Renunciation is a very old Buddhist idea; in fact, it goes back about 2,500 years to the eponymous Buddha himself, Siddhartha Gautama. According to Buddhist sources, Gautama was born to royal parents but renounced the privileges and pleasures of his home life to live as a wandering ascetic before famously attaining enlightenment.
“One of the things I talk about in the book is how Tibetan authors describe renunciation as potentially taking many forms. There are important figures in Tibetan and Himalayan Buddhist literature who left everything behind to go meditate in a cave for 20 years,” Pitkin says. “But there have also been people who continue to live in the world, and maybe even play a very active role, politically, socially, or economically, who are says to have an inner attitude of renunciation.”
In her book, that ideal of renunciation, external or internal, is the lens through which Pitkin examines themes of loss and continuity. Tibetan and Himalayan authors describe renunciation as shaping teacher-student relationships, potentially imposing painful separations that are in turn overcome by practices of devotion, memory, and narrative.

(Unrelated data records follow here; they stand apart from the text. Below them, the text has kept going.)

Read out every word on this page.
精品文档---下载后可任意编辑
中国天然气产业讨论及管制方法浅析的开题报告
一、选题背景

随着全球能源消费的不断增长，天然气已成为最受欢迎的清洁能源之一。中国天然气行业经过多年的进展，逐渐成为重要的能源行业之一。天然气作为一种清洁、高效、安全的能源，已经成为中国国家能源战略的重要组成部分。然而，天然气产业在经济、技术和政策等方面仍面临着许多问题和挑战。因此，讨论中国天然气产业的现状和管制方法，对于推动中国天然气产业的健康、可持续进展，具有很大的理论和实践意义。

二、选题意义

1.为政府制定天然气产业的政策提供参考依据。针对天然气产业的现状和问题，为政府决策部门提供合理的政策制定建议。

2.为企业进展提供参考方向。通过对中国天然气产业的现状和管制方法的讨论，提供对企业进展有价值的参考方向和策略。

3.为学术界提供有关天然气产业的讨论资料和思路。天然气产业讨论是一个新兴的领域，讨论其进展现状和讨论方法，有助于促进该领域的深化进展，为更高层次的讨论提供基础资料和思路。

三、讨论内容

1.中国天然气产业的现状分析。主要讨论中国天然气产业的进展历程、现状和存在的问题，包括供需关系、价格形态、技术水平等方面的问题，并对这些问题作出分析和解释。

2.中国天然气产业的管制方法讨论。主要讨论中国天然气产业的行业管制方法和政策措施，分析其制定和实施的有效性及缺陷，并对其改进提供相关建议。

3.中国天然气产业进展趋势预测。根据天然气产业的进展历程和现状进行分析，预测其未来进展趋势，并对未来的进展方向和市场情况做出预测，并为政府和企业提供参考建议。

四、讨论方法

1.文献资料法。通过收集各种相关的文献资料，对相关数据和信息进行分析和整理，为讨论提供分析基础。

Pitkin’s book argues for the importance of this intellectual tradition in understanding times of great political, social, or cultural upheaval—such as the experiences of Tibet and the Himalayan region during the 20th century.
“That’s where the intervention of the book lies, looking at this Tibetan and Himalayan intellectual tradition, and specifically at the theme of renunciation, through the frame of one person's life in the crucible of the 20th century,” Pitkin says. “I argue that Khunu Lama’s life, writings and activities—particularly narratives about his renunciation—create opportunities to see how the whole received binary of modern versus not-modern falls apart.”
“I’m writing against ways of thinking about modernity that suggest a kind of hierarchy,” Pitkin says, “where some societies are labeled ‘truly’ modern and others aren't, or where people who are labeled ‘not-modern’ are framed as primitive or backward.”
“That kind of modernity-as-progress story often gets framed as benevolent helpfulness by governments and other powerful actors, but that progressivist way of thinking about modernity can actually be a tool of enormous cultural violence,” Pitkin added. “By contrast, Khunu Lama’s own writings, and work by Himalayan and Tibetan authors about Khunu Lama’s life, reveal more nuanced and capacious ways of thinking about 20th century history and its disruptions, using interpretive tools drawn from Buddhism.”
Emotion and Affect in the Classroom
In addition to the themes of renunciation and modernity, one of the things Pitkin took away from her deep dive into Khunu Lama’s life was a sense of the creation and transmission of knowledge as a relational process, and how emotion and affect are central to Buddhist modes of interpersonal connection—especially between teachers and students.
“I feel like my own teaching has really evolved as a result,” Pitkin says. “Over the same period that I've been working on this book, I've also been rethinking how I imagine the space of the classroom, starting to understand it as a place where the students and I are exploring questions together and producing knowledge together.”
“The learning is coming from the students,” Pitkin added. “It's not something that I'm single-handedly providing to them. But rather, we're making something together. And that's a relational process. It's a process of discovery in each class, and there is a way in which I think that approach comes from my learning about the kind of teacher Khunu Lama was.”